First, there are deeply vexing questions that remain to be answered about the Russia collusion scandal—and the American people deserve to know exactly what went on during this witch hunt.
For instance, when, precisely, did the investigation start? Why did the special counsel staff his team with lifelong Democrats who held a clear bias against the president? Why did Mueller’s team rely on unsubstantiated, partisan opposition research to justify spying on members of the Trump campaign?
Although Mueller was constrained by the Justice Department from discussing matters beyond the content of his report, he wouldn’t have been able to answer any of these questions even if he had been given free rein. Throughout his testimony, Mueller demonstrated an appalling lack of knowledge about even some of the most basic details of his own work.
“When you talk about the firm that produced the Steele reporting, the name of the firm that produced that was Fusion GPS, is that correct?” Chabot asked.
“I’m not familiar with that,” Mueller responded.

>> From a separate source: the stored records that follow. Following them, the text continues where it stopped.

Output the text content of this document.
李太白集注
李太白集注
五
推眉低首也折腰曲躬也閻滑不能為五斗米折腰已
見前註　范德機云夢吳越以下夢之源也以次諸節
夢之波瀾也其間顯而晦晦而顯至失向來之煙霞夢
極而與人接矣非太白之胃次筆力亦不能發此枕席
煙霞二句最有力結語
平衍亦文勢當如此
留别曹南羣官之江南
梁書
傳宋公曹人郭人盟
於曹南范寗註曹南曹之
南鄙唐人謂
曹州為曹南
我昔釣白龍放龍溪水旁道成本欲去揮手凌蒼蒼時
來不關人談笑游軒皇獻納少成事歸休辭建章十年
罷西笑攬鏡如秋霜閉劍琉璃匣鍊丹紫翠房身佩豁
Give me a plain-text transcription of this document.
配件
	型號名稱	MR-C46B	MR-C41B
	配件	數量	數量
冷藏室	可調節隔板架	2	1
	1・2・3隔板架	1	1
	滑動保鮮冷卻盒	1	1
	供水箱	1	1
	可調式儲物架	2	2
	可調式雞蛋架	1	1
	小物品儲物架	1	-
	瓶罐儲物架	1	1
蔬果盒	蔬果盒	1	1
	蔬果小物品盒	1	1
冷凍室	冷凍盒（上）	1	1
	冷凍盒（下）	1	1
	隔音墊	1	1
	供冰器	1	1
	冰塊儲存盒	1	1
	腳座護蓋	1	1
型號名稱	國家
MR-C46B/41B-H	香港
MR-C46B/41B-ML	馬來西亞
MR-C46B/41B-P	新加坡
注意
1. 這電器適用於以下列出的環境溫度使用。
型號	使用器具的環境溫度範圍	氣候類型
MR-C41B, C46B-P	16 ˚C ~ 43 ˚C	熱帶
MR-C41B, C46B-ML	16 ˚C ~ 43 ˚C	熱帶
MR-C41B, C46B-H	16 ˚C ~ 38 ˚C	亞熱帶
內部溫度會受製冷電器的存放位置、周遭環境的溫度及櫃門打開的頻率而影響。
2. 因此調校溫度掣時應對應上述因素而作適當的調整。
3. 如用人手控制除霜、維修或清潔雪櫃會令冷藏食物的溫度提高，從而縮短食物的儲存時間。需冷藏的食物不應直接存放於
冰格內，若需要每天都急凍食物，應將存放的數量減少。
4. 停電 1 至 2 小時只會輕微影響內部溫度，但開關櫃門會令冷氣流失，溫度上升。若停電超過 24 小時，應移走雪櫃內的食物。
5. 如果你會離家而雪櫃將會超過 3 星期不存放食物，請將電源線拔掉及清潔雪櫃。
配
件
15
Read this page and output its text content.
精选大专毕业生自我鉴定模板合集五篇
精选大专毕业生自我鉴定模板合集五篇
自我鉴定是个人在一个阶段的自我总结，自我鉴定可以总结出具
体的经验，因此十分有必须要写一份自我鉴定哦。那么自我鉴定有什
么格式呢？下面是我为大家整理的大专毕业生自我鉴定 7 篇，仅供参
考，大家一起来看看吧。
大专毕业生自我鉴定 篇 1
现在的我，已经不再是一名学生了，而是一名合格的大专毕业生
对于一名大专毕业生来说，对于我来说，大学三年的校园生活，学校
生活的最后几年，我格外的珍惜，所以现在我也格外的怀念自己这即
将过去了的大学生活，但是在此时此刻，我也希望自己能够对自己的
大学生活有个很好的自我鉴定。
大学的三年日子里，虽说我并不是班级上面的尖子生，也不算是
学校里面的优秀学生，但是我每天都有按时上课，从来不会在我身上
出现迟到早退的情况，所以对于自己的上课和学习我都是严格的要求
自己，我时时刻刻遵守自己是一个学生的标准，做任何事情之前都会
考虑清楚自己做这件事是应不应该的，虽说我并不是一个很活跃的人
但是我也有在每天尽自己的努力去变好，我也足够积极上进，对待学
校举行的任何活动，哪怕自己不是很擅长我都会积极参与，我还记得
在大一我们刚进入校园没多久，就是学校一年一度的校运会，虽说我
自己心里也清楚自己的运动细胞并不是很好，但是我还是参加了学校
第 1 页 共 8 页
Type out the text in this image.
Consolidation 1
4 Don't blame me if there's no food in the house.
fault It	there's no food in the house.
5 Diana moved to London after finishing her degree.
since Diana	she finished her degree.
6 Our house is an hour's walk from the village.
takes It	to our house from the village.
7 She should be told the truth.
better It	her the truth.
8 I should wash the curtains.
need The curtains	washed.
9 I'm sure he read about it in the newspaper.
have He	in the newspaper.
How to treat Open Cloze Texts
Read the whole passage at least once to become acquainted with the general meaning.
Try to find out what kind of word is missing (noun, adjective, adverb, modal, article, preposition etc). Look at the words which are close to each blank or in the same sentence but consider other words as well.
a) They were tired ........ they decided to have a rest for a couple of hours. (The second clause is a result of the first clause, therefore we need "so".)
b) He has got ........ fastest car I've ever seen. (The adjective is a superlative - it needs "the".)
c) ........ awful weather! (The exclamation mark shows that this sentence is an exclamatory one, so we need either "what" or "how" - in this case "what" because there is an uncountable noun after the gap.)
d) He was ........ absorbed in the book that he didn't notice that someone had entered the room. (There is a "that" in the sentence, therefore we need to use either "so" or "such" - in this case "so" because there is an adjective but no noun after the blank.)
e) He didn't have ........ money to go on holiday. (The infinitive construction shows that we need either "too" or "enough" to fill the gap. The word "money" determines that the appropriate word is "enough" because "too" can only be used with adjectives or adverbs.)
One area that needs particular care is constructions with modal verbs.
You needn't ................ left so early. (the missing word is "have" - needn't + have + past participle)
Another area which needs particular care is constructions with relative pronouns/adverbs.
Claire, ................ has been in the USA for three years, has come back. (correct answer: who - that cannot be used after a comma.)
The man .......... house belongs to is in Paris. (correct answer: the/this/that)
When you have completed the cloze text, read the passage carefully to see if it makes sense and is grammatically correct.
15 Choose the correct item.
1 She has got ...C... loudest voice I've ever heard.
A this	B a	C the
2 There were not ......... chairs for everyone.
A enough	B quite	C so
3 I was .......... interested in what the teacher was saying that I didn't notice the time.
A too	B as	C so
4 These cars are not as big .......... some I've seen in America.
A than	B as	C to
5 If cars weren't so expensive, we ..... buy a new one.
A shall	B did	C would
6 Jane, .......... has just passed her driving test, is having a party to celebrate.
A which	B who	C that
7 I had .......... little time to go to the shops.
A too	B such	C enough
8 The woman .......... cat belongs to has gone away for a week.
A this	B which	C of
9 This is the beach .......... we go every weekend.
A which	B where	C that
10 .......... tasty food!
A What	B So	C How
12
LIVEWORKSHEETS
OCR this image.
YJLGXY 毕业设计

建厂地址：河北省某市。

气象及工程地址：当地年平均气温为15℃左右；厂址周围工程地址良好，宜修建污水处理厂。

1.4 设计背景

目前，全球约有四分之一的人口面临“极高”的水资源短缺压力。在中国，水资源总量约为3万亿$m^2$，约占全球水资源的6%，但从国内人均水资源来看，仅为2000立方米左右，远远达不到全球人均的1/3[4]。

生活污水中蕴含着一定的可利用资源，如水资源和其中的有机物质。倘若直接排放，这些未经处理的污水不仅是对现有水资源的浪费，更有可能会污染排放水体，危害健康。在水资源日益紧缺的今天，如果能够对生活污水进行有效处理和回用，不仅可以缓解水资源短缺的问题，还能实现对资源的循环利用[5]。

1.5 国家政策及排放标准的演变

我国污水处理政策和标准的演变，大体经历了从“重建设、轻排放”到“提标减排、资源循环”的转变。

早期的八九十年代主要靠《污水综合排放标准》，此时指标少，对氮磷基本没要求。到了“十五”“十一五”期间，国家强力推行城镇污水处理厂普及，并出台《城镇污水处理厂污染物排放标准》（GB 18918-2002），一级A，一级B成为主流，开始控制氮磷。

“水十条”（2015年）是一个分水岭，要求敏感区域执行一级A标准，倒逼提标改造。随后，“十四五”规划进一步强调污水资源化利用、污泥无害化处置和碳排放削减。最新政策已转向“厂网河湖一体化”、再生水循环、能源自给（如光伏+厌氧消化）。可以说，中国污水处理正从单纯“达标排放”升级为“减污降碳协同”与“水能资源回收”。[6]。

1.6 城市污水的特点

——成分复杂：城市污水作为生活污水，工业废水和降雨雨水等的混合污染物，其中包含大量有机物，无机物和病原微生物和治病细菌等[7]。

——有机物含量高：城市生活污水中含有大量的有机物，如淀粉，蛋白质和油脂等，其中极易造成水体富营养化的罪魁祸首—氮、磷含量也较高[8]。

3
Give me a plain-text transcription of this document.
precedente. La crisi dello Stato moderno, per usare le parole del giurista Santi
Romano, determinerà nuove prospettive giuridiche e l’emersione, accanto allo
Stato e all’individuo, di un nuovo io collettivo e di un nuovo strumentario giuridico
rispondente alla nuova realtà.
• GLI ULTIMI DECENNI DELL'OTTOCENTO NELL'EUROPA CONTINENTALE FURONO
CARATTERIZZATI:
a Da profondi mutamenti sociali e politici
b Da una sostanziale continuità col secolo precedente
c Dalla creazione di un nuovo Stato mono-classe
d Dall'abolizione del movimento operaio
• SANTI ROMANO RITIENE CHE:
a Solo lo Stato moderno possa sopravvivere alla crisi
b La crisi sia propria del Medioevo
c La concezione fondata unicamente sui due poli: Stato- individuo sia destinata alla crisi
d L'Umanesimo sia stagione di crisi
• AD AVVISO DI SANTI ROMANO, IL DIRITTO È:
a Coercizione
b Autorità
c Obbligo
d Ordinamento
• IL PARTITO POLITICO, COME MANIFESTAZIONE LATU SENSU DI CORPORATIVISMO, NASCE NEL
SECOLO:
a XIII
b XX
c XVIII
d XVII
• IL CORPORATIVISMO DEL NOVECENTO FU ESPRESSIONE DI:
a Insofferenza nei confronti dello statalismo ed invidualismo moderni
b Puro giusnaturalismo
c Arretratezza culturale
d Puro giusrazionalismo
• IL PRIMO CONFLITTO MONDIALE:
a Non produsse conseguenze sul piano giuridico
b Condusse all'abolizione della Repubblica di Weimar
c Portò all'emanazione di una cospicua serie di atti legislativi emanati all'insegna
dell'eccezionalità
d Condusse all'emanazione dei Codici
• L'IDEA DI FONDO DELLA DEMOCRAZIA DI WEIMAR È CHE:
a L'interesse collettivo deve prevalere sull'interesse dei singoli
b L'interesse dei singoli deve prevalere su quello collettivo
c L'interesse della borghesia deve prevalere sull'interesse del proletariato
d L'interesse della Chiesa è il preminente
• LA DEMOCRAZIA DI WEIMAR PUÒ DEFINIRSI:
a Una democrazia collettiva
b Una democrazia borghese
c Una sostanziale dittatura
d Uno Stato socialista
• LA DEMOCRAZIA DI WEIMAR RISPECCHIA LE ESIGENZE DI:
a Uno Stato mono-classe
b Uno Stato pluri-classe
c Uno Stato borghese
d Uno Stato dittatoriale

Mueller often struggled to recall other basic facts of the investigation, as well, at times even contradicting the language of his report.
Many observers have long suspected that Mueller didn’t write his own report on Russian election interference, and now, we know that he didn’t bother reading it, either.
Democrats will be eager to move on from this embarrassing episode, but Republicans shouldn’t be so quick to let Mueller and his team of rabidly anti-Trump operatives off the hook. If the former special counsel were merely a figurehead of the Russia investigation, the implication is that he let his second-in-command run the show from the very beginning.
The only thing Mueller’s testimony revealed is that he was never truly in charge of the special counsel investigation. If the American people are ever going to learn the truth about that witch hunt, Senate Republicans will have to painstakingly extract it from the man who really ran the show—Weissmann.